Ich grinste leicht. „Mom und Dad wissen einfach, dass ich vernünftig bin und sie mir vertrauen können und ich wollte ja sowieso nicht das Wochenende mit zu unseren Verwandten."
„Jaja, so vernünftig, wie unser Engel Alicia Clarkson ja sein kann." Vany lachte und prostete mir mit ihrem roten Plastikbecher zu. Dann drehte sie sich einmal um die eigene Achse. „Wollen wir zurück zu den anderen? Tara beschwert sich sicherlich schon, wo so lange ihr Getränk bleibt." Meine beste Freundin hob zur Unterstreichung ihrer Worte den zweiten Becher in ihrer anderen Hand in die Luft, den sie für Tara mitbringen sollte.
„Ja, geh schonmal vor, ich versuche hier nur etwas Ordnung zu schaffen, bevor es ein noch größerer Saustall wird." Skeptisch betrachtete mich Vany, nickte dann aber und verließ die Küche Richtung Wohnzimmer.
Beinahe erleichtert seufzte ich auf und lehnte mich erneut gegen die Kochinsel. Natürlich hatte ich nicht die Absicht bereits jetzt den Putzteufel zu spielen, aber etwas Zeit für mich, schadete nicht. Die Musik wummerte unter meinen Füßen und dröhnte in meinen Ohren und auch das immer voller werdende Wohnzimmer zeigte, dass ich definitiv nicht alleine war, aber für einen kurzen Moment wollte ich mich der Abgeschiedenheit der Küche hingeben.
Lange hielt es jedoch nicht an – ich hätte es wissen müssen, immerhin war die Küche der Alkohollagerplatz. Die Tür wurde aufgerissen und Kyran kam gefolgt von Adam und Ethan lachend herein.
Kyran und seine Freunde waren bereits seit längerer Zeit hier, doch Ethan hatte ich bisher noch nicht gesehen gehabt, da er nicht mit den anderen von dem Eishockeyspielern gekommen war. Hieß das, dass er nun mit den anderen, Erin, Emily und Nate angekommen war...?
„Hey Alicia." Ethan hob zum Gruß die Hand und ich tat es mit einem leichten Lächeln gleich. „Hi, bist du alleine gekommen?", fragte ich an ihn gerichtet und als er den Kopf schüttelte, stieß ich die angehaltene Luft aus. „Nein, die anderen sind irgendwo im Wohnzimmer, glaube ich."
Ich wusste nicht, ob ich erleichtert darüber war oder nicht. Oder ob ich es überhaupt erwartet hatte. Zwar hatte ich Nate bei unserem Abschied aus dem Theatersaal von vor ein paar Stunden noch einmal gefragt, ob wir uns heute Abend auf meiner Party sehen würden – und er hatte bejaht -, aber die Situation war so komisch gewesen, dass ich bis jetzt meine Zweifel daran gehabt hatte, ob er wirklich auftauchen würde.

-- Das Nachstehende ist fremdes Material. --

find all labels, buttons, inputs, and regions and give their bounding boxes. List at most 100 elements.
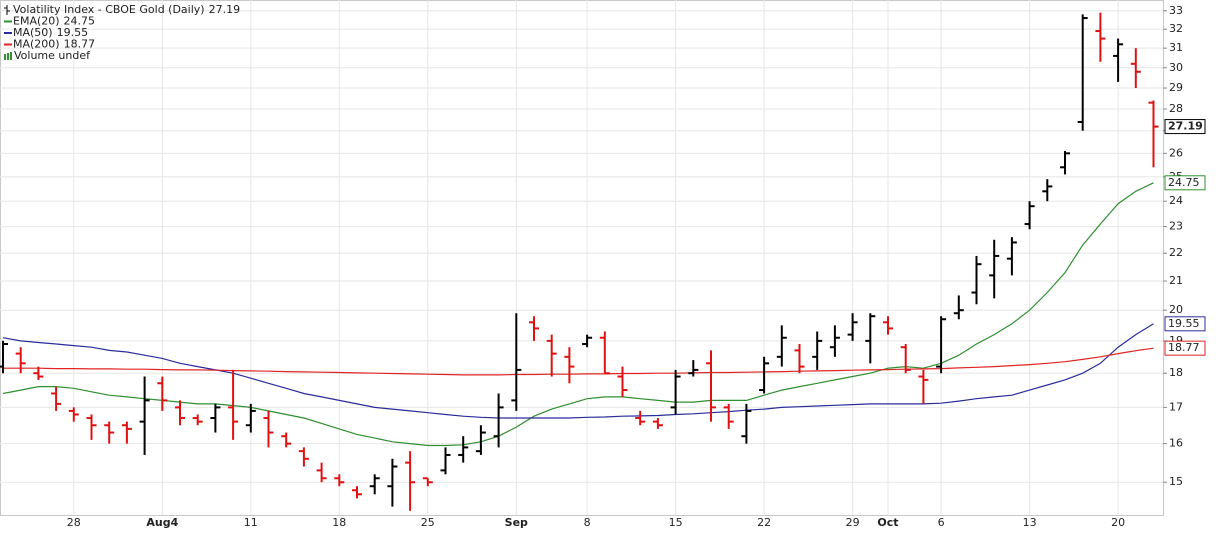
ohlc-bar — [706, 350, 716, 422]
x-tick-label: 18 — [332, 516, 346, 529]
ohlc-bar — [1148, 100, 1159, 168]
legend-swatch — [7, 53, 9, 60]
marks — [0, 12, 1159, 511]
indicator-line — [2, 182, 1154, 447]
ohlc-bar — [157, 376, 168, 411]
ohlc-bar — [263, 410, 274, 448]
ohlc-bar — [352, 486, 362, 499]
x-tick-label: 25 — [421, 516, 435, 529]
ohlc-bar — [794, 344, 805, 374]
y-tick-label: 31 — [1169, 41, 1183, 54]
ohlc-bar — [422, 477, 433, 487]
y-tick-label: 16 — [1169, 437, 1183, 450]
value-box — [1164, 316, 1206, 332]
ohlc-bar — [670, 369, 681, 415]
ohlc-bar — [1042, 179, 1053, 202]
legend-label: MA(50) — [13, 26, 53, 39]
y-tick-label: 32 — [1169, 22, 1183, 35]
ohlc-bar — [741, 403, 752, 444]
x-tick-label: Aug4 — [146, 516, 178, 529]
ohlc-bar — [1060, 151, 1070, 175]
ohlc-bar — [387, 458, 398, 507]
ohlc-bar — [883, 316, 893, 335]
ohlc-bar — [546, 334, 557, 377]
ohlc-bar — [953, 295, 964, 320]
legend-label: 18.77 — [64, 38, 96, 51]
ohlc-bar — [33, 366, 44, 380]
ohlc-bar — [15, 347, 26, 374]
x-tick-label: 6 — [938, 516, 945, 529]
ohlc-bar — [847, 313, 858, 341]
ohlc-bar — [192, 414, 203, 426]
y-tick-label: 23 — [1169, 220, 1183, 233]
legend-swatch — [4, 5, 10, 15]
ohlc-bar — [900, 344, 911, 374]
ohlc-bar — [298, 447, 309, 467]
legend-label: Volume undef — [14, 49, 91, 62]
value-box — [1164, 340, 1206, 356]
legend-label: 24.75 — [64, 15, 96, 28]
ohlc-bar — [759, 356, 770, 394]
y-tick-label: 21 — [1169, 274, 1183, 287]
x-tick-label: 8 — [584, 516, 591, 529]
ohlc-bar — [812, 331, 823, 370]
y-tick-label: 28 — [1169, 102, 1183, 115]
y-tick-label: 20 — [1169, 303, 1183, 316]
ohlc-bar — [936, 316, 947, 374]
ohlc-bar — [599, 331, 610, 375]
ohlc-bar — [316, 462, 327, 483]
ohlc-bar — [86, 414, 97, 440]
y-tick-label: 26 — [1169, 146, 1183, 159]
legend-swatch — [4, 54, 6, 60]
ohlc-bar — [1024, 201, 1035, 230]
legend-label: Volatility Index - CBOE Gold (Daily) — [13, 3, 205, 16]
ohlc-bar — [493, 393, 504, 448]
ohlc-bar — [1077, 14, 1088, 131]
ohlc-bar — [617, 366, 628, 397]
y-tick-label: 30 — [1169, 61, 1183, 74]
ohlc-bar — [210, 403, 221, 433]
y-tick-label: 15 — [1169, 475, 1183, 488]
x-tick-label: 28 — [67, 516, 81, 529]
y-tick-label: 24 — [1169, 194, 1183, 207]
ohlc-bar — [971, 255, 982, 305]
plot-area — [0, 0, 1164, 516]
ohlc-bar — [776, 325, 787, 367]
x-tick-label: Oct — [877, 516, 898, 529]
x-tick-label: 29 — [846, 516, 860, 529]
ohlc-bar — [511, 313, 522, 411]
value-box-label: 19.55 — [1168, 317, 1200, 330]
ohlc-bar — [68, 407, 79, 422]
ohlc-bar — [918, 369, 929, 404]
ohlc-bar — [104, 421, 115, 444]
x-tick-label: Sep — [505, 516, 528, 529]
ohlc-bar — [564, 347, 575, 384]
x-tick-label: 11 — [244, 516, 258, 529]
value-box — [1164, 175, 1206, 191]
ohlc-bar — [369, 474, 380, 495]
ohlc-bar — [1113, 38, 1124, 82]
value-box-label: 18.77 — [1168, 341, 1200, 354]
x-tick-label: 22 — [757, 516, 771, 529]
y-tick-label: 22 — [1169, 246, 1183, 259]
value-box-label: 27.19 — [1168, 120, 1203, 133]
ohlc-bar — [723, 403, 734, 429]
legend-swatch — [10, 52, 12, 60]
y-tick-label: 18 — [1169, 366, 1183, 379]
ohlc-bar — [139, 376, 150, 455]
indicator-line — [3, 347, 1154, 376]
ohlc-bar — [529, 316, 539, 341]
legend-label: MA(200) — [13, 38, 60, 51]
ohlc-bar — [1095, 12, 1106, 62]
ohlc-bar — [440, 447, 451, 475]
y-tick-label: 17 — [1169, 400, 1183, 413]
legend-label: EMA(20) — [13, 15, 60, 28]
ohlc-bar — [652, 418, 663, 429]
ohlc-bar — [405, 451, 416, 511]
axes: 1516171819202122232425262728293031323328… — [67, 4, 1206, 529]
x-tick-label: 20 — [1111, 516, 1125, 529]
x-tick-label: 13 — [1023, 516, 1037, 529]
ohlc-bar — [1006, 237, 1017, 276]
ohlc-bar — [1130, 48, 1141, 89]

„Okay, gut. Ich begrüße sie eben schnell", meinte ich, nicht auch, um einen Grund zu haben, aus der Küche fliehen zu können. Ich spürte Kyrans Blick auf mir und bevor ich aus der Tür huschen konnte, hielt er mich am Arm zurück. „Hey, Al." Leicht drehte ich mich zu ihm um, abwartend was er möchte. „Soll ich dir ein Getränk mitmischen?"

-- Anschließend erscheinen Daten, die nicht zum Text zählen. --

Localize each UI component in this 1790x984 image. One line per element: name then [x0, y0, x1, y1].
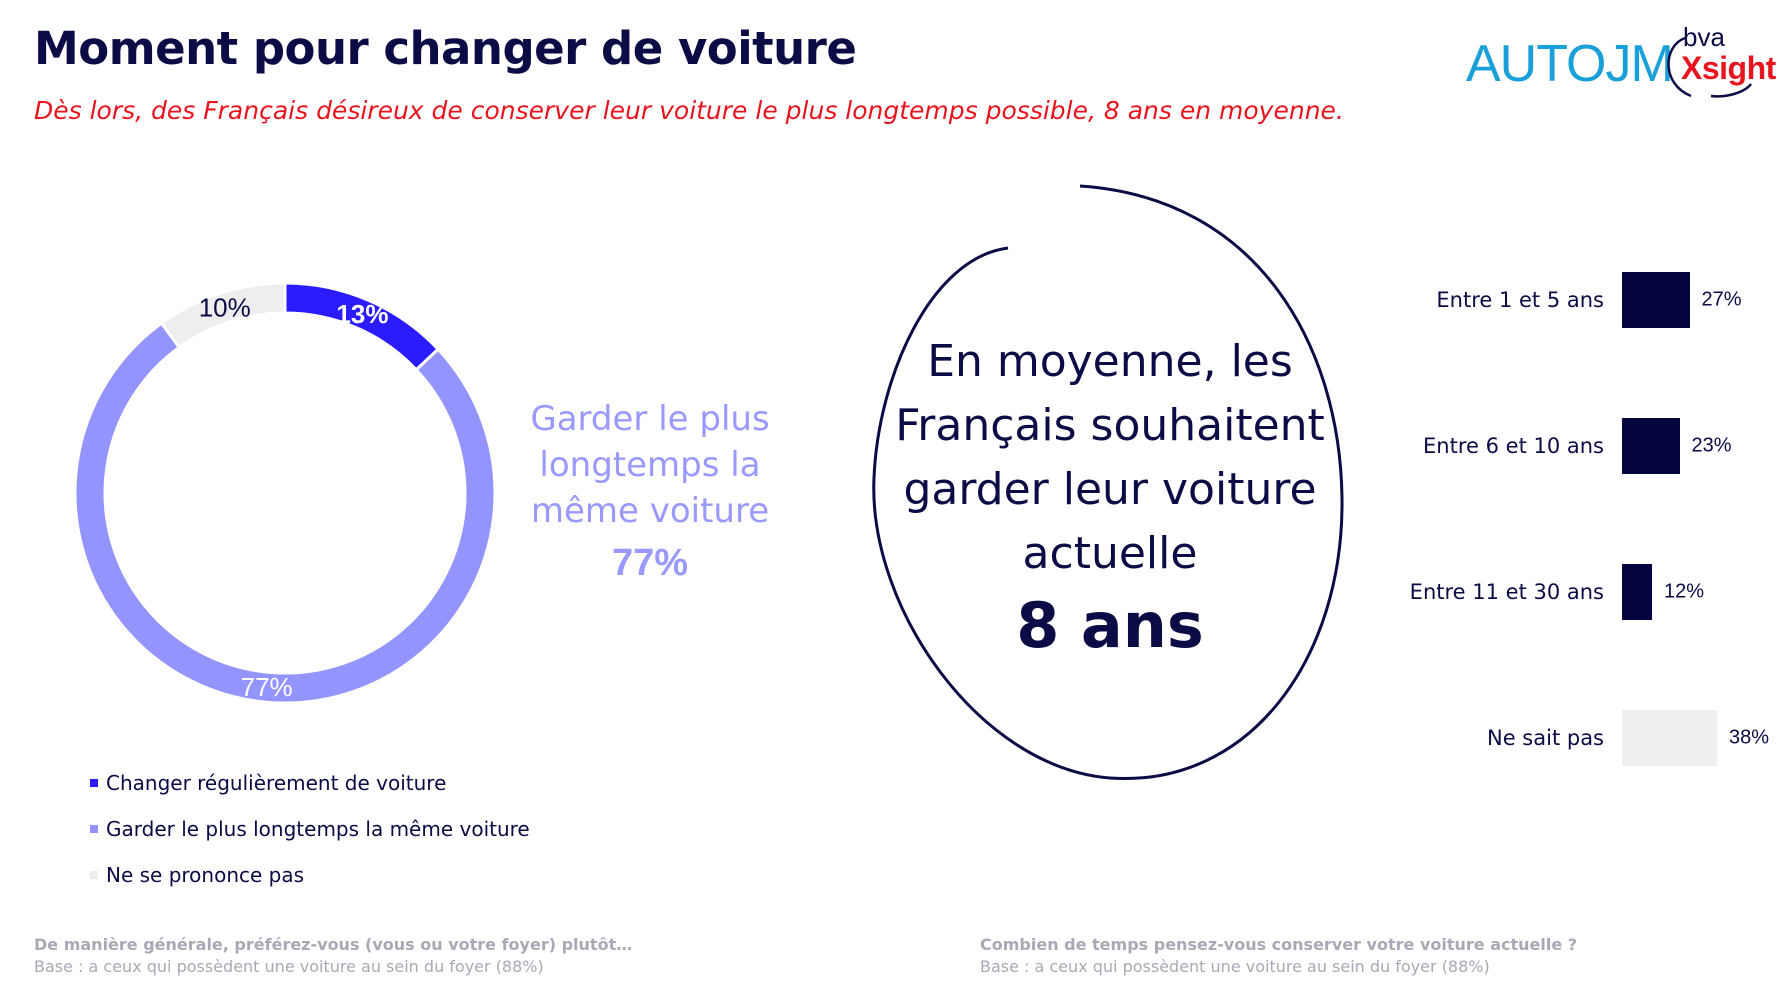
donut-label-ne-se-prononce-pas: 10% [199, 293, 251, 323]
bar-ne-sait-pas [1622, 710, 1717, 766]
donut-label-changer-regulierement: 13% [336, 299, 388, 329]
footnote-left: De manière générale, préférez-vous (vous… [34, 934, 632, 978]
bar-label-entre-11-et-30-ans: Entre 11 et 30 ans [1409, 580, 1604, 604]
bar-entre-1-et-5-ans [1622, 272, 1690, 328]
legend-label-garder-longtemps: Garder le plus longtemps la même voiture [106, 817, 530, 841]
xsight-logo-text: Xsight [1681, 50, 1776, 86]
legend-swatch-ne-se-prononce-pas [90, 871, 98, 879]
donut-slice-ne-se-prononce-pas [159, 281, 287, 350]
bar-entre-6-et-10-ans [1622, 418, 1680, 474]
circle-statement-value: 8 ans [1016, 589, 1204, 662]
footnote-right-question: Combien de temps pensez-vous conserver v… [980, 935, 1578, 954]
legend-label-changer-regulierement: Changer régulièrement de voiture [106, 771, 447, 795]
page-subtitle: Dès lors, des Français désireux de conse… [34, 96, 1344, 125]
circle-statement-text: En moyenne, les Français souhaitent gard… [895, 336, 1325, 579]
bar-value-entre-1-et-5-ans: 27% [1701, 288, 1742, 311]
donut-legend: Changer régulièrement de voiture Garder l… [90, 760, 530, 898]
bar-value-entre-6-et-10-ans: 23% [1691, 434, 1732, 457]
footnote-right-base: Base : a ceux qui possèdent une voiture … [980, 957, 1490, 976]
bar-label-entre-1-et-5-ans: Entre 1 et 5 ans [1436, 288, 1604, 312]
hand-drawn-circle [872, 184, 1344, 781]
bva-logo-text: bva [1683, 22, 1725, 52]
bar-label-ne-sait-pas: Ne sait pas [1487, 726, 1604, 750]
bar-row-ne-sait-pas: Ne sait pas 38% [1340, 708, 1790, 768]
legend-label-ne-se-prononce-pas: Ne se prononce pas [106, 863, 305, 887]
footnote-left-base: Base : a ceux qui possèdent une voiture … [34, 957, 544, 976]
circle-statement: En moyenne, les Français souhaitent gard… [880, 330, 1340, 658]
legend-item-changer-regulierement: Changer régulièrement de voiture [90, 760, 530, 806]
page-title: Moment pour changer de voiture [34, 22, 857, 75]
autojm-logo: AUTOJM [1466, 35, 1674, 93]
legend-swatch-changer-regulierement [90, 779, 98, 787]
donut-callout: Garder le plus longtemps la même voiture… [520, 396, 780, 586]
legend-item-garder-longtemps: Garder le plus longtemps la même voiture [90, 806, 530, 852]
callout-value: 77% [611, 542, 689, 584]
bar-row-entre-6-et-10-ans: Entre 6 et 10 ans 23% [1340, 416, 1790, 476]
footnote-left-question: De manière générale, préférez-vous (vous… [34, 935, 633, 954]
footnote-right: Combien de temps pensez-vous conserver v… [980, 934, 1577, 978]
donut-chart: 13% 77% 10% [73, 281, 497, 705]
bar-label-entre-6-et-10-ans: Entre 6 et 10 ans [1423, 434, 1604, 458]
bar-value-entre-11-et-30-ans: 12% [1664, 580, 1705, 603]
legend-swatch-garder-longtemps [90, 825, 98, 833]
callout-text: Garder le plus longtemps la même voiture [530, 399, 770, 531]
donut-label-garder-longtemps: 77% [241, 672, 293, 702]
legend-item-ne-se-prononce-pas: Ne se prononce pas [90, 852, 530, 898]
donut-slice-garder-longtemps [73, 321, 497, 705]
bar-value-ne-sait-pas: 38% [1729, 726, 1770, 749]
bva-xsight-logo-arc [1667, 36, 1752, 98]
bar-row-entre-1-et-5-ans: Entre 1 et 5 ans 27% [1340, 270, 1790, 330]
bva-xsight-logo: bva Xsight [1655, 20, 1780, 100]
bar-entre-11-et-30-ans [1622, 564, 1652, 620]
bar-row-entre-11-et-30-ans: Entre 11 et 30 ans 12% [1340, 562, 1790, 622]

Ich zögerte und mein Blick huschte zwischen seinen blauen Augen hin und her. Er trug ein blaues Hemd, dessen Ärmel er bis zu den Ellenbogen hochgekrempelt hatte und trotz des vielen Alkohols roch ich das vertraute Parfüm auf seiner Haut. Weiterhin sah er mich abwartend an und langsam fing ich an zu nicken. „Ja, klar... wieso nicht? Mit O-Saft, bitte. Der steht im-"

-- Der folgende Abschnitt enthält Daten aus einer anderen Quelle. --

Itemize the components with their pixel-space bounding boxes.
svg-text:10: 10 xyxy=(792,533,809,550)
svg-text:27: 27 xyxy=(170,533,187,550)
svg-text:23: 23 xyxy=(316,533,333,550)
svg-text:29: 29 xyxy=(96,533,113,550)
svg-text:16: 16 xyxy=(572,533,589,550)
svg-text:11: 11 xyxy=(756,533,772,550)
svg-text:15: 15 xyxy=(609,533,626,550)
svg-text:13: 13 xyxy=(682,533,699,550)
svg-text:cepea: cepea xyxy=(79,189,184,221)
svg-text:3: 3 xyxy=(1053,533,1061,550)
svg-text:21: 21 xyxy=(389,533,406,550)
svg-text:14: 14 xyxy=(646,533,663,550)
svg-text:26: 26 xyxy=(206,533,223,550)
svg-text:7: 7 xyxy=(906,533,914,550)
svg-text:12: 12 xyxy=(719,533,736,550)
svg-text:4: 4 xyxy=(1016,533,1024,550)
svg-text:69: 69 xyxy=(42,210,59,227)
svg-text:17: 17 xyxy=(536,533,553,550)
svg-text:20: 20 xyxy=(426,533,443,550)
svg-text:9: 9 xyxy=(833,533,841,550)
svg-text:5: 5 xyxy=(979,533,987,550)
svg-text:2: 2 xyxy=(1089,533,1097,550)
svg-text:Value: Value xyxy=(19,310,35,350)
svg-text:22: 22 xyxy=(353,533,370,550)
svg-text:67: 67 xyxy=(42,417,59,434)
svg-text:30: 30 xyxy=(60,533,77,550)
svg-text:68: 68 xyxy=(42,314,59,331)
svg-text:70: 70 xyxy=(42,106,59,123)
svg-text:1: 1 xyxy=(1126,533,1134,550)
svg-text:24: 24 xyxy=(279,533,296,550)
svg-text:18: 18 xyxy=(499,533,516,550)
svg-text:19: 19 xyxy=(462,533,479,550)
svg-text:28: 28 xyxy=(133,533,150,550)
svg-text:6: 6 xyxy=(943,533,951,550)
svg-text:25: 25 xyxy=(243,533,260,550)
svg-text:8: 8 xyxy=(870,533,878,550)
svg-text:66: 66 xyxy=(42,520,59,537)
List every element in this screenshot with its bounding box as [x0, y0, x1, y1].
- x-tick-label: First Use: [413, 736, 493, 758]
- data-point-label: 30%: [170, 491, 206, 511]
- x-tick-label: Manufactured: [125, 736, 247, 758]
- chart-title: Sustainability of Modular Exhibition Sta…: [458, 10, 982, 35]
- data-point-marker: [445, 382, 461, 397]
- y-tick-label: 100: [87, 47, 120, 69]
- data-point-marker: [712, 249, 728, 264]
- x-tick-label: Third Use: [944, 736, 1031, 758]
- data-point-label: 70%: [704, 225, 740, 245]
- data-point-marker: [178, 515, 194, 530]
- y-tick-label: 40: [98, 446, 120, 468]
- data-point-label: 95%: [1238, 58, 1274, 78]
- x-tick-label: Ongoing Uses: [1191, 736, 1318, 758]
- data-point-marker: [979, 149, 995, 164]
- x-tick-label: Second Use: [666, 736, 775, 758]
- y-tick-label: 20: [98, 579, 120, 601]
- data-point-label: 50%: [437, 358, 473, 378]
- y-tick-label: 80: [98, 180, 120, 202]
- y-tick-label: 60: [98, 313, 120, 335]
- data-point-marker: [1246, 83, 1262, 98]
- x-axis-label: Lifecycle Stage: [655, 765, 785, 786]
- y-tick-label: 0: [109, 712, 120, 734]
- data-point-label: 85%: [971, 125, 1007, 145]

„-Kühlschrank, den ohne Fruchtfleisch. Das weiß ich doch, Al", beendete Kyran mich mit einem leichten Lächeln und bevor er noch etwas anderes sagen konnte, nickte ich und machte mich von ihm los.
„Gut... ich muss eben die Gäste begrüßen."
Ich entdeckte Emily, Erin und Nate sofort und für einen kurzen Moment erlaubte ich es mir, stehen zu bleiben und sie zu beobachten, bevor sie mich bemerken würden. Sie standen bei zwei Mädchen, dessen Namen mir gerade nicht einfallen wollten und von Adam mitgeschleppt worden waren, obwohl ich eigentlich gesagt hatte, dass ich die Entscheidungsgewalt bei den Einladungen haben wollte. Doch sie erschienen mir vernünftig und wieder aus dem Haus schmeißen konnte ich sie jetzt auch wieder nicht.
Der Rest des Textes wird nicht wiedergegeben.